There was no answering shout, but there was an abrupt thrashing of branches, and something hurtled out of cover and across the grass, so suddenly that Bagot was shouldered aside and stumbled to his knees. A long arm swept Ciaran back hard against the solid bole of the tree, and Matthew stood braced beside him, his dagger naked in his hand. What remained of the western light showed his face roused and formidable, and gleamed along the blade.
“Oh, no!” he challenged loud and clear, lips drawn back from bared teeth. “Keep your hands off! This man is mine!”

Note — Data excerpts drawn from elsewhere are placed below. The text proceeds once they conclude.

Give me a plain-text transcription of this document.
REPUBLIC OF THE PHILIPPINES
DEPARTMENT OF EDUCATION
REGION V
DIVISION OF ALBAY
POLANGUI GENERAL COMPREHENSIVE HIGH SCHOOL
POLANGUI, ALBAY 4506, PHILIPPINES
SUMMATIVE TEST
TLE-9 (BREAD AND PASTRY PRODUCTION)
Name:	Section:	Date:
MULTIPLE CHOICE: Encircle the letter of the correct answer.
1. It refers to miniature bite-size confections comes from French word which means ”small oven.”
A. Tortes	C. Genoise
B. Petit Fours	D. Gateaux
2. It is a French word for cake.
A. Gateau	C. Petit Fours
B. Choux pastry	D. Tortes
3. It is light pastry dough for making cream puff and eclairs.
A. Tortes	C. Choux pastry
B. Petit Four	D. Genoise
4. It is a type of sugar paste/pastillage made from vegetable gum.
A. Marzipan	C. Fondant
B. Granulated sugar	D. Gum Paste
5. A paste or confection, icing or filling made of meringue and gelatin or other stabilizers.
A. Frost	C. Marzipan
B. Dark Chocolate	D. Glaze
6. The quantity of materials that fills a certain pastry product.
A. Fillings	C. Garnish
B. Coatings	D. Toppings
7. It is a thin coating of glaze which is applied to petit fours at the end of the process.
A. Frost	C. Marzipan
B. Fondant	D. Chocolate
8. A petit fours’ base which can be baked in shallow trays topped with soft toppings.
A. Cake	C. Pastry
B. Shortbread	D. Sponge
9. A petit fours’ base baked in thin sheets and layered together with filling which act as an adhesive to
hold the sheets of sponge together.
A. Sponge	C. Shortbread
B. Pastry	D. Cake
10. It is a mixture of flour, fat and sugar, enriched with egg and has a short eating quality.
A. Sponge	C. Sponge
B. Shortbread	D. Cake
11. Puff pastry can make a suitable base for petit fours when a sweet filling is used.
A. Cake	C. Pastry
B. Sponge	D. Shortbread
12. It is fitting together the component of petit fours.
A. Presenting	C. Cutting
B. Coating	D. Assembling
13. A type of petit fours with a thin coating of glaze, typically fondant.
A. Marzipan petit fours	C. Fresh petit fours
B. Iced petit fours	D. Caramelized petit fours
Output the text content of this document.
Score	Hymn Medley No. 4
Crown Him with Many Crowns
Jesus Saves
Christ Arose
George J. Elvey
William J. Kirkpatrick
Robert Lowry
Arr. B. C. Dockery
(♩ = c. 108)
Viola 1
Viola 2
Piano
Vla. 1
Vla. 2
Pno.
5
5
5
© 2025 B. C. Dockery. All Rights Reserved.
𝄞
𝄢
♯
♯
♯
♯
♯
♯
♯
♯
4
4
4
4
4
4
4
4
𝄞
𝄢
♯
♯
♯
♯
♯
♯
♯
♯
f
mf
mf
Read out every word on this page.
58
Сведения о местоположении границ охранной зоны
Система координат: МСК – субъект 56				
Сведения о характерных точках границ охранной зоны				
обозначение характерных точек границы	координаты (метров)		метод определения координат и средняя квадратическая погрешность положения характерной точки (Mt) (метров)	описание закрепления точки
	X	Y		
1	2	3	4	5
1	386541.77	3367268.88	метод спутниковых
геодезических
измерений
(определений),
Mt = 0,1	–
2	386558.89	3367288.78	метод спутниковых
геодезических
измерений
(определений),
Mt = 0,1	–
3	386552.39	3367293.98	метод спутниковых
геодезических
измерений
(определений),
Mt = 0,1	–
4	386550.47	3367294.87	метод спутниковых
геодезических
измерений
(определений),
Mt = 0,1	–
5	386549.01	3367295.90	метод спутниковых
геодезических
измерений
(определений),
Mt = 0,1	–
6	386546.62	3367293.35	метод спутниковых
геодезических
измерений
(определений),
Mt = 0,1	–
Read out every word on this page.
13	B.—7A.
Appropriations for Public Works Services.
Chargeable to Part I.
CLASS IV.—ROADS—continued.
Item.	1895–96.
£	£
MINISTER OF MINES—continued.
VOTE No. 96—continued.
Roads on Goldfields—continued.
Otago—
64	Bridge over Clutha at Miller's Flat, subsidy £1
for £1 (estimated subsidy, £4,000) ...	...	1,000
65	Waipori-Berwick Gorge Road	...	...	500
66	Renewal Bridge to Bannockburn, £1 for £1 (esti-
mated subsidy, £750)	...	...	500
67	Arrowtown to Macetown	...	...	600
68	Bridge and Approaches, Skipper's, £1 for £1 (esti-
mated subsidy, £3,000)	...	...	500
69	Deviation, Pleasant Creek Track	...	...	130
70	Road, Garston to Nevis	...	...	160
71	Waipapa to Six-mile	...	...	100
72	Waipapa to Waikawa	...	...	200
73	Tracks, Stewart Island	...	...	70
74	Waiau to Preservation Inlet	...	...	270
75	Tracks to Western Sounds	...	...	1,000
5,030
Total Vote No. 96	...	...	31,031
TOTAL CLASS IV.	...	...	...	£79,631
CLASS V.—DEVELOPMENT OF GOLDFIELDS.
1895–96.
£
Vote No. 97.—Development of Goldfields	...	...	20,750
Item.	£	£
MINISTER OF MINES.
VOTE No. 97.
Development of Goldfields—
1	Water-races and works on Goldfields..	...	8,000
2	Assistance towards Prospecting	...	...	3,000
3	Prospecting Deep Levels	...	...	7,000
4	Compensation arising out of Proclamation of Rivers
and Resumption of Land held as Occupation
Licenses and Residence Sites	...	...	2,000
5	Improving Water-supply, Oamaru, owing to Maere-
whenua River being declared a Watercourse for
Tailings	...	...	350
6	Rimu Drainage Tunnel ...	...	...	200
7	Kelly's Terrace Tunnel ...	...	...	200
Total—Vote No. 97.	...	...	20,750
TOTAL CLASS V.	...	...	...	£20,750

THE THREE ATTACKERS had drawn off instinctively, before they realised that this was but one man erupting in their midst, but they were quick to grasp it, and had not gone far. They stood, wary as beasts of prey but undeterred, weaving a little in a slow circle out of reach, but with no thought of withdrawing. They watched and considered, weighing up coldly these altered odds. Two men and a knife to reckon with now, and this second one they knew as well as the first. They had been some days frequenting the same enclave, using the same dortoir and refectory. They reasoned without dismay that they must be known as well as they knew their prey. The twilight made faces shadowy, but a man is recognised by more things than his face.
“I said it, did I not?” said Simeon Poer, exchanging glances with his henchmen, glances which were understood even in the dim light. “I said he would not be far. No matter, two can lie as snug as one.”
Once having declared his claim and his rights, Matthew said nothing. The tree against which they braced themselves was so grown that they could not be attacked from close behind. He circled it steadily when Bagot edged round to the far side, keeping his face to the enemy. There were three to watch, and Ciaran was shaken and lame, and in no case to match any of the three if it came to action, though he kept his side of the trunk with his staff gripped and ready, and would fight if he must, tooth and claw, for his forfeit life. Matthew curled his lips in a bitter smile at the thought that he might be grateful yet for that strong appetite for living.